It’s Still Hypnosis: A Brief History

There is a common misconception that hypnosis is a form of mind control. And since no sane person wants to give anyone control of his mind, first-time hypnosis clients usually feel a bit anxious at the start of the session. Thus, the typical question, “Are you going to make me cluck like a chicken?” is not entirely a joke. Accordingly, a proper pre-talk, in which the client’s specific fears and concerns are addressed, is essential for a successful outcome.


But confusion about the true nature of hypnosis is nothing new. Some say that it goes back to Mesmer himself, whose theory of “animal magnetism”—an antecedent of modern hypnosis—catapulted him into the upper echelon of 18th Century European society and fomented a controversy that persists to this day.

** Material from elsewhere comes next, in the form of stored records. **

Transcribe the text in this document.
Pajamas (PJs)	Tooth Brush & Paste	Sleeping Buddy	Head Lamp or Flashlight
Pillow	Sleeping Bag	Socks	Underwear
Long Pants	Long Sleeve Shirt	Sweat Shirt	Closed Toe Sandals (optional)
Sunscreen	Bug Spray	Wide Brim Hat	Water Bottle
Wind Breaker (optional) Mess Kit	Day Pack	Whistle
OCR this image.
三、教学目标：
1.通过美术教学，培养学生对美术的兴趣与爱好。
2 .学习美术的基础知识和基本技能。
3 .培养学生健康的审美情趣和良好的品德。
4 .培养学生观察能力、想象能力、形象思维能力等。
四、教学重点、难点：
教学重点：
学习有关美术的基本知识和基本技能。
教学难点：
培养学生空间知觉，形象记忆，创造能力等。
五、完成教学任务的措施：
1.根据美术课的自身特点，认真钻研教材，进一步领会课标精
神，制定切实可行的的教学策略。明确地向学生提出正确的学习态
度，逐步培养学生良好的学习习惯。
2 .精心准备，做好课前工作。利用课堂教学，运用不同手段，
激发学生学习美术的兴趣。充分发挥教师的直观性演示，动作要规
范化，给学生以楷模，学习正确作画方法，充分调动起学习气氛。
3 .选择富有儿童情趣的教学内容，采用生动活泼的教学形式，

Franz Anton Mesmer (1734-1815) was a successful Austrian physician—a kind of genius with a penchant for self-promotion. Known for his compassion and intellectual curiosity, he proposed that there was a natural energetic transfer within human beings. He surmised that the body must have two poles, like a magnet, and must, like a magnet, be emitting an invisible magnetic “fluid.” According to Mesmer, disease was due to some interruption or maladjustment in the flow of this fluid, and it therefore could be cured by correcting the flow.

Mesmer successfully treated many patients, most famously a young female pianist, Maria Theresa von Paradis, who suffered from hysterical blindness. Nevertheless, dogged by critics in his native Vienna, he later moved to Paris and soon attracted numerous wealthy and influential patients, as well as a group of other physicians eager to learn his technique.

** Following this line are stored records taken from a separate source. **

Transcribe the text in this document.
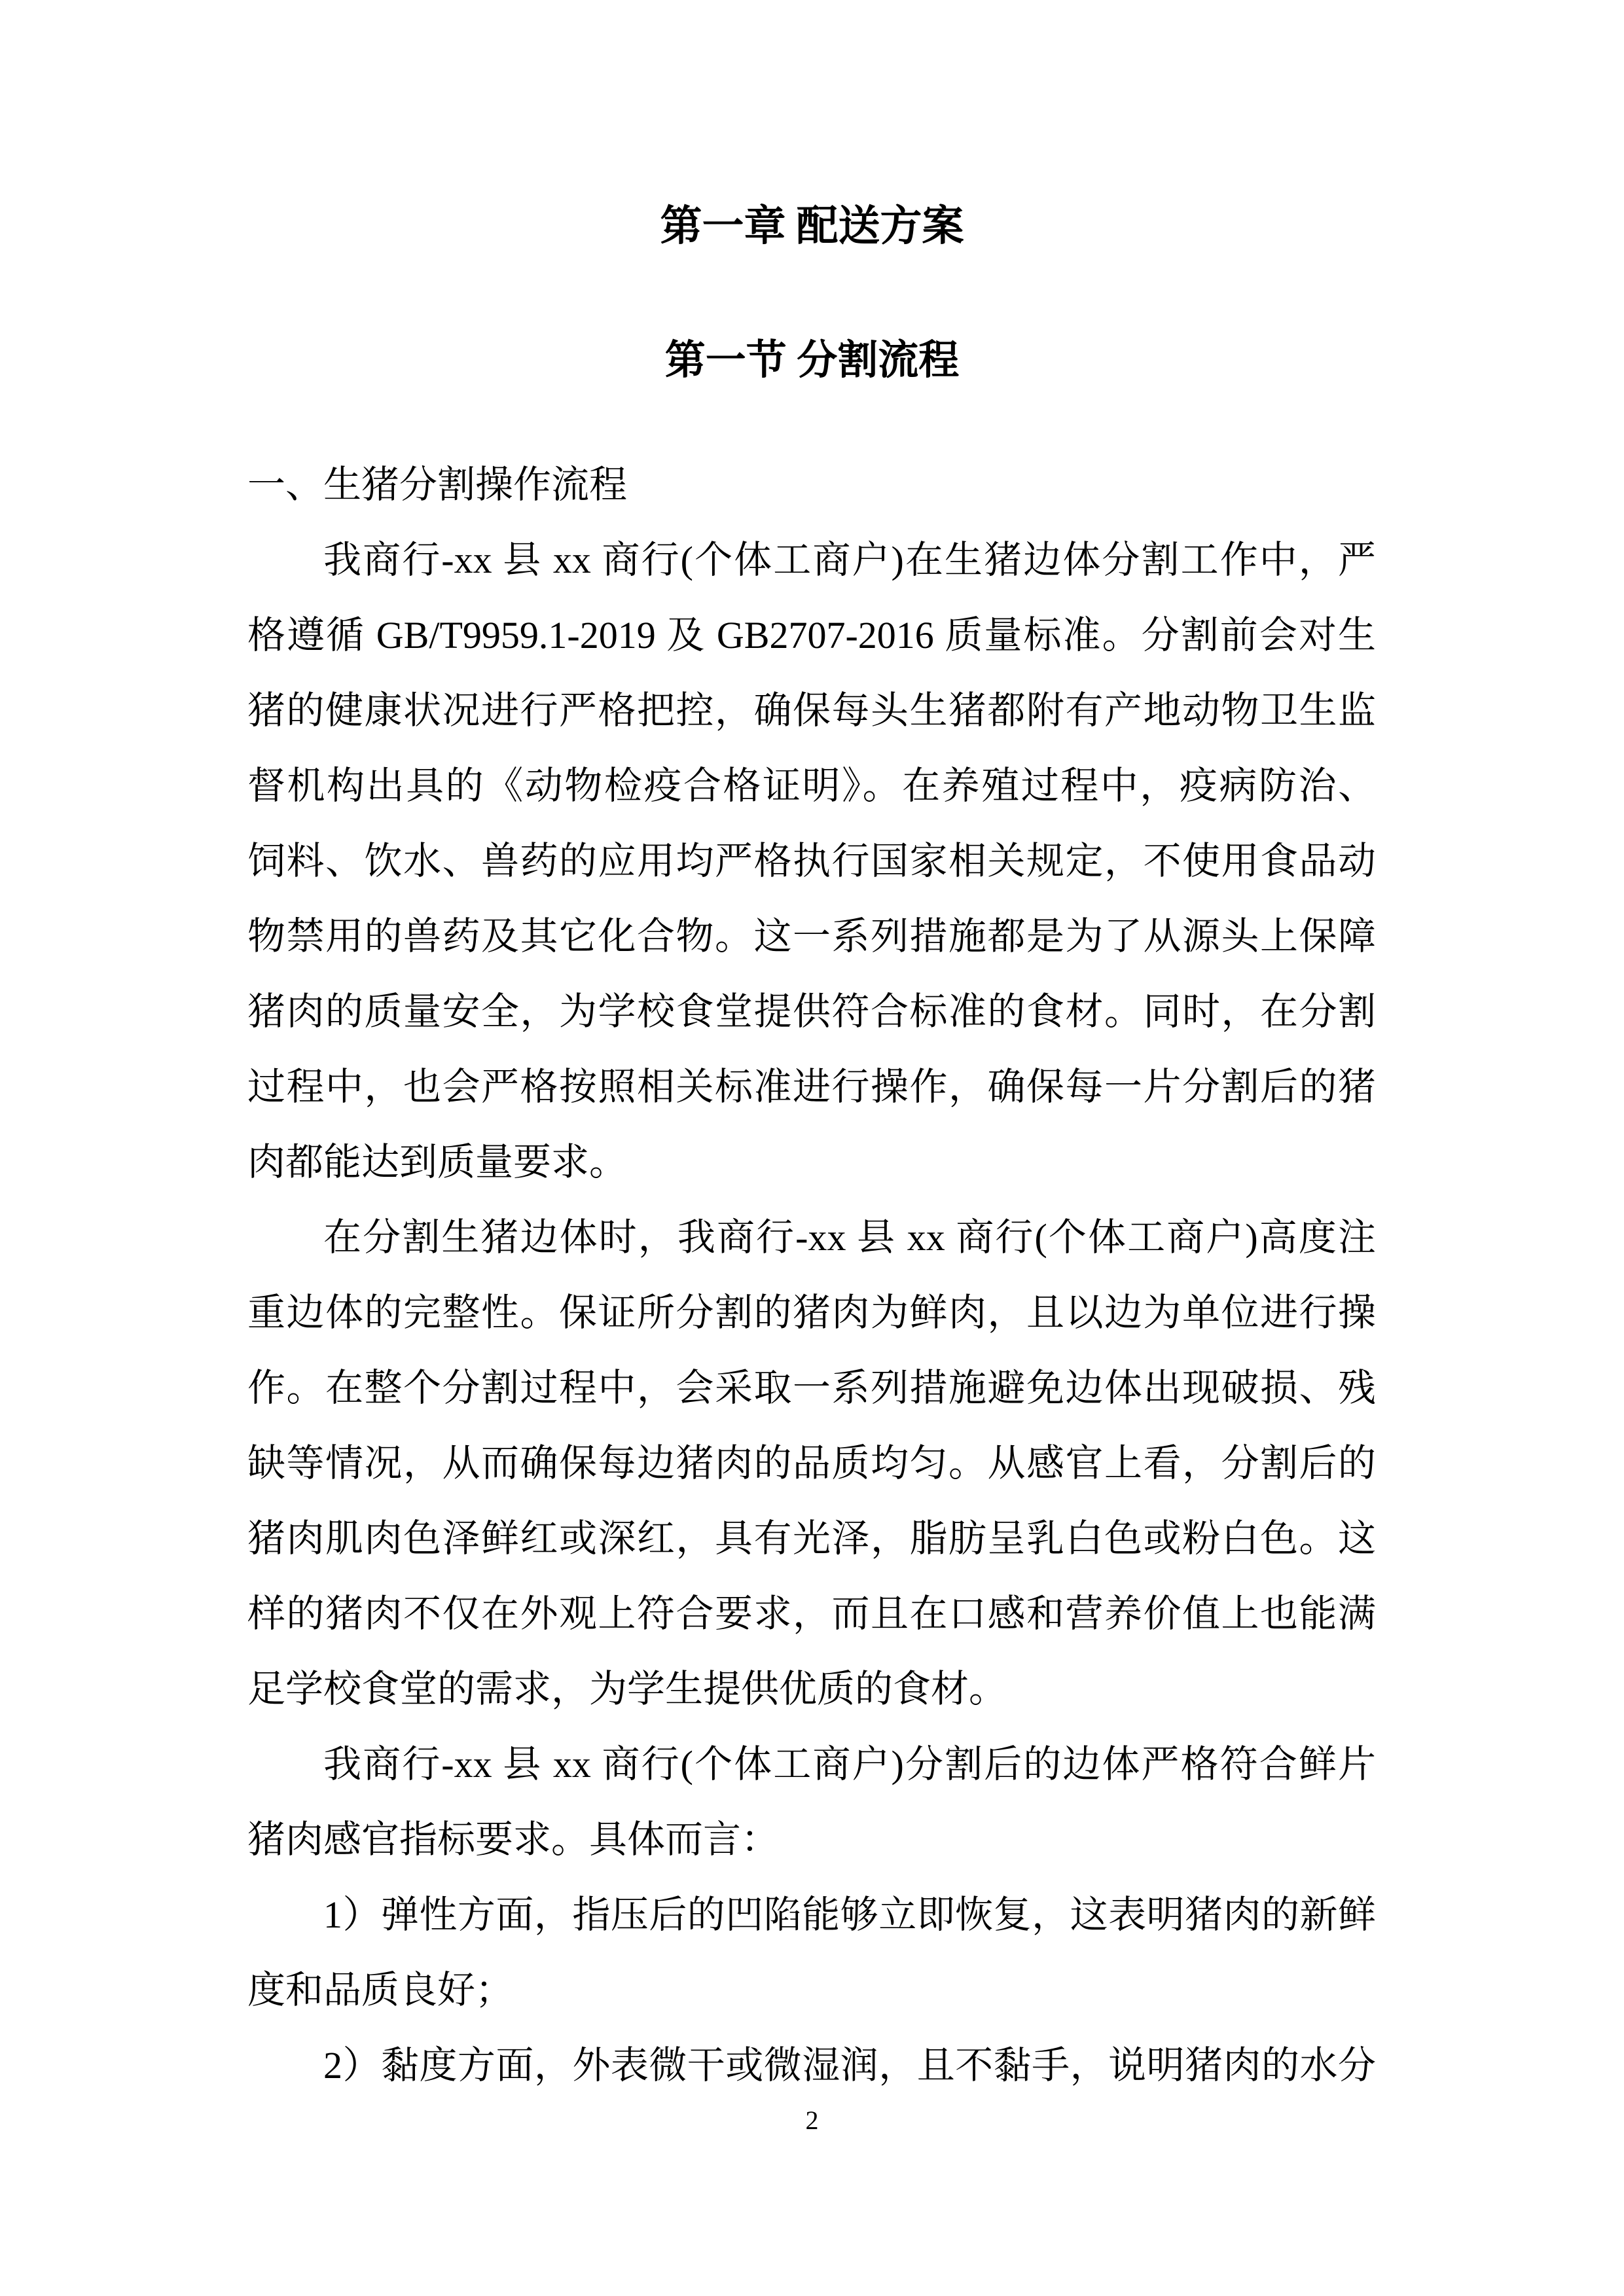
第一章 配送方案
第一节 分割流程
一、生猪分割操作流程
我商行-xx 县 xx 商行(个体工商户)在生猪边体分割工作中，严
格遵循 GB/T9959.1-2019 及 GB2707-2016 质量标准。分割前会对生
猪的健康状况进行严格把控，确保每头生猪都附有产地动物卫生监
督机构出具的《动物检疫合格证明》。在养殖过程中，疫病防治、
饲料、饮水、兽药的应用均严格执行国家相关规定，不使用食品动
物禁用的兽药及其它化合物。这一系列措施都是为了从源头上保障
猪肉的质量安全，为学校食堂提供符合标准的食材。同时，在分割
过程中，也会严格按照相关标准进行操作，确保每一片分割后的猪
肉都能达到质量要求。
在分割生猪边体时，我商行-xx 县 xx 商行(个体工商户)高度注
重边体的完整性。保证所分割的猪肉为鲜肉，且以边为单位进行操
作。在整个分割过程中，会采取一系列措施避免边体出现破损、残
缺等情况，从而确保每边猪肉的品质均匀。从感官上看，分割后的
猪肉肌肉色泽鲜红或深红，具有光泽，脂肪呈乳白色或粉白色。这
样的猪肉不仅在外观上符合要求，而且在口感和营养价值上也能满
足学校食堂的需求，为学生提供优质的食材。
我商行-xx 县 xx 商行(个体工商户)分割后的边体严格符合鲜片
猪肉感官指标要求。具体而言：
1）弹性方面，指压后的凹陷能够立即恢复，这表明猪肉的新鲜
度和品质良好；
2）黏度方面，外表微干或微湿润，且不黏手，说明猪肉的水分
2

It has been said that Mesmer’s concept of a magnetic fluid may refer to the same energy flow that is the basis of acupuncture, reiki and qigong. But Mesmer’s preferred approach to utilizing this energy was novel: He held that it could be redirected into bent iron rods projecting out of a huge wooden tub, called a baquet, which was filled with bottles of water he had “magnetized” with energy from his own body.

Tying his patients loosely together with a rope around their waists, Mesmer had them encircle the tub and grasp the rods. Then, bedecked in a silken, lavender-colored suit decorated with symbols of the moon, stars and planets, he would move back and forth among the group, making passes over each person with an iron wand held in his hand. Oftentimes, patients swooned or fell into ecstatic convulsions as magnetic energy supposedly surged through them Meanwhile, an accompanist played soothing music on a glass harmonica, a peculiar instrument about the size of a small piano which produced ethereal tones perfectly in keeping with the circumstances.

The glass harmonica, or bowl organ, was based on the same idea as musical wine glasses. It consists of a series of exposed spinning glass bowls laying sideways and arranged on a common shaft that is suspended on the surface of a water bath. To play it, the operator lightly touches the rims of the spinning bowls.

It was an invention that sprang from the fertile mind of the brilliant and charismatic American ambassador to France, Benjamin Franklin.

Franklin, a person of wide-ranging knowledge and a popular figure on the French social scene, was appointed, in 1784, the head of a royal commission established for the purpose of investigating animal magnetism. Unable to find evidence for the existence of a magnetic fluid, the commissioners—all of whom including Franklin were notable scientists of the day—concluded that any reputed cures were simply due to ‘imagination’. This was tantamount to saying that Mesmer was a charlatan. Whether or not that assessment is accurate, and to what degree, is still a matter of scholarly debate. In any case, Mesmer ultimately returned to his native Austria and spent the remainder of his life in relative obscurity.

Some years later James Braid (1795-1860), a Scots surgeon living in Manchester, introduced the term hypnosis—actually neuro-hypnotism—as a designation for what he believed was the psychophysiological (i.e., mind-body) phenomenon that Mesmer had called animal magnetism. But Hypnos is the Greek god of sleep while hypnosis is a state of mental alertness. And so was added another layer of confusion. (When Braid realized that hypnosis was a misnomer, he tried to replace it with a more accurate coinage, monoideism, but the term failed to gain any traction.)


Even now, there is no universally accepted definition of hypnosis. Some psychologists have gone so far as to insist that hypnosis doesn’t actually exist—it’s merely role playing, they say. Or a return to childlike dependence. Or a variety of meditation. Others, either from a lack of knowledge or as a way to avoid negative connotations of the word “hypnosis”, employ euphemisms such as guided fantasy, visualization, selective awareness, the relaxation response, dynamic imaging, progressive relaxation, autogenic training, etc.

That’s okay: Like the man in Moliere’s social satire “Le Bourgeois Gentilhomme” who was surprised and delighted to learn that that he’d been speaking prose all his life, it’s still hypnosis no matter what you call it!